As neighbors know, people have lived unsheltered in the greenbelt along Myers Way for many years. As the crisis of homelessness has grown in Seattle, so have unmanaged tent encampments across the City, including Myers Way.
Clean-ups at unmanaged encampments are prioritized based on public health and safety conditions. The City also takes into consideration documented criminal behavior and obstructing use of public space, like blocking a sidewalk or sleeping in a picnic table shelter in a park, as part of this prioritization. Upon receiving reports, specially trained Navigation Team staff visit the site to assess the conditions. Encampments are then scheduled for removal based on the totality of conditions observed within the encampment.
The steep incline and soft soil conditions of the Myers Way greenbelt make it difficult to fully remove debris and waste during the fall and winter months. To address the conditions of the unmanaged encampments in the greenbelt, the City has taken the following actions:
- The Navigation Team, a cohort of police officers and homeless outreach workers, has visited a site near the SR-509 service road and WSDOT drainage system weekly since February 2018 to perform outreach. One person chose to move to the permitted encampment in Georgetown.

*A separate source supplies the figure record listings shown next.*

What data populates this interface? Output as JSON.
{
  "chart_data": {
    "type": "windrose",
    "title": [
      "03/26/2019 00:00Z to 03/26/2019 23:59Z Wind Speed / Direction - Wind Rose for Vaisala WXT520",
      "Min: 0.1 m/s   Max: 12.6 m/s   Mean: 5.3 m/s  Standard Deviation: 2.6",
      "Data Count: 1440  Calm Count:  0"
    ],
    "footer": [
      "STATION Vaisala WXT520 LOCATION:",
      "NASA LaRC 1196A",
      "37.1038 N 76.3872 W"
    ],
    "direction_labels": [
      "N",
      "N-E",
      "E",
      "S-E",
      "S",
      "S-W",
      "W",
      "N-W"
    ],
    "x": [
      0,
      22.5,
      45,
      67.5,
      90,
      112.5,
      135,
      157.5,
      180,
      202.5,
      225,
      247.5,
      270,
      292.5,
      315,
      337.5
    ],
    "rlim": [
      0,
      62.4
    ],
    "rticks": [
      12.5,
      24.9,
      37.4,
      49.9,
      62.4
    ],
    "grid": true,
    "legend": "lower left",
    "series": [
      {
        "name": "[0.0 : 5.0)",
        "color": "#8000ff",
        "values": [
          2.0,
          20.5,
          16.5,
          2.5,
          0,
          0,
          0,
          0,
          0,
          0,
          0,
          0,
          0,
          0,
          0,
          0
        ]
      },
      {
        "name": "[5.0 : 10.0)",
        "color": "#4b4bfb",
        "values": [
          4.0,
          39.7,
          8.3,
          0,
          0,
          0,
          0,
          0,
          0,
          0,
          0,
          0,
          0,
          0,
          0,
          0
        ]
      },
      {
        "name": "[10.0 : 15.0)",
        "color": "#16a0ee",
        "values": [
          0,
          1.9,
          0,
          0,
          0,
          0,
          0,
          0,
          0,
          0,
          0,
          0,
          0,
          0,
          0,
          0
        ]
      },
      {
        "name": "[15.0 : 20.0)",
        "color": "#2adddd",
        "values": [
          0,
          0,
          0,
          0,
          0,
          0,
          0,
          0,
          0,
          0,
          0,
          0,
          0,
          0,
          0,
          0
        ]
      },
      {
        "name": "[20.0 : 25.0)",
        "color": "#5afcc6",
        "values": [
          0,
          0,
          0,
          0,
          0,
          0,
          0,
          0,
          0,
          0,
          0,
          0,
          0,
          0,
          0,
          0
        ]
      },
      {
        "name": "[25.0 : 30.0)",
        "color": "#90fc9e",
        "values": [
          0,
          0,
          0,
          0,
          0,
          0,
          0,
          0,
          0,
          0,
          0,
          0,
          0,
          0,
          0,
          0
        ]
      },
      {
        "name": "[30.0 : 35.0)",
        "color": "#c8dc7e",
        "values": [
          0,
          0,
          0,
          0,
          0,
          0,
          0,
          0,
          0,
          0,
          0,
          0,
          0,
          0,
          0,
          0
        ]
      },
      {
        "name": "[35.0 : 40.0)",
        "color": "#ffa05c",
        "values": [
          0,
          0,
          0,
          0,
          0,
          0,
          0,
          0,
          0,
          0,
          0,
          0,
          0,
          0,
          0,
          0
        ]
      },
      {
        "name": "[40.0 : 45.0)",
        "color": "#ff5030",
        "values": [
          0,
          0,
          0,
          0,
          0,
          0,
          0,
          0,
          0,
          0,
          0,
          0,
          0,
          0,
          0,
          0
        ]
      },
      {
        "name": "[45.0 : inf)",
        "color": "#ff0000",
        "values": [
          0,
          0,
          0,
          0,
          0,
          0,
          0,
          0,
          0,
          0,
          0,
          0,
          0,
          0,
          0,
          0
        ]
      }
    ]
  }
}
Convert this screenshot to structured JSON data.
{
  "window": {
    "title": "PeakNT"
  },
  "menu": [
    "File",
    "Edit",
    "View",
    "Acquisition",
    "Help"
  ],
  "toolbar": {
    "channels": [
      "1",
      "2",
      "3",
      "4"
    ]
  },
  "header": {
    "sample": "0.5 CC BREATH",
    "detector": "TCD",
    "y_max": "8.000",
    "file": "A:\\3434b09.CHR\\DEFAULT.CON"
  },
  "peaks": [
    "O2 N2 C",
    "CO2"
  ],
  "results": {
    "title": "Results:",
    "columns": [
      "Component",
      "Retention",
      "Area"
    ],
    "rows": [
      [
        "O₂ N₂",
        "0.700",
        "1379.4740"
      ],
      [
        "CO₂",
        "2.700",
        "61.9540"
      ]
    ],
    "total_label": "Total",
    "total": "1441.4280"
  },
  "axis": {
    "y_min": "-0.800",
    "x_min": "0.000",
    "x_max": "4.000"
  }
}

- WSDOT and the City of Seattle cleaned an accessible portion of this encampment to address conditions associated with increased flood risks in early March. The City works closely with WSDOT at a variety of sites, both to take advantage of WSDOT crews and to address WSDOT operational concerns.
- Seattle Public Utilities has picked up garbage weekly at unmanaged encampments along Myers Way since May 2017.
- Councilmember Herbold joined the Navigation Team on an outreach visit in the greenbelt in March.
- The Navigation Team and WSDOT are monitoring the condition of the encampments and the ability of cleanup crews to work safely on the muddy slopes. Cleanup will proceed when conditions are reliably safe for this work.
City staff will continue to assess unmanaged encampment sites and prioritize clean up based on their health and safety conditions.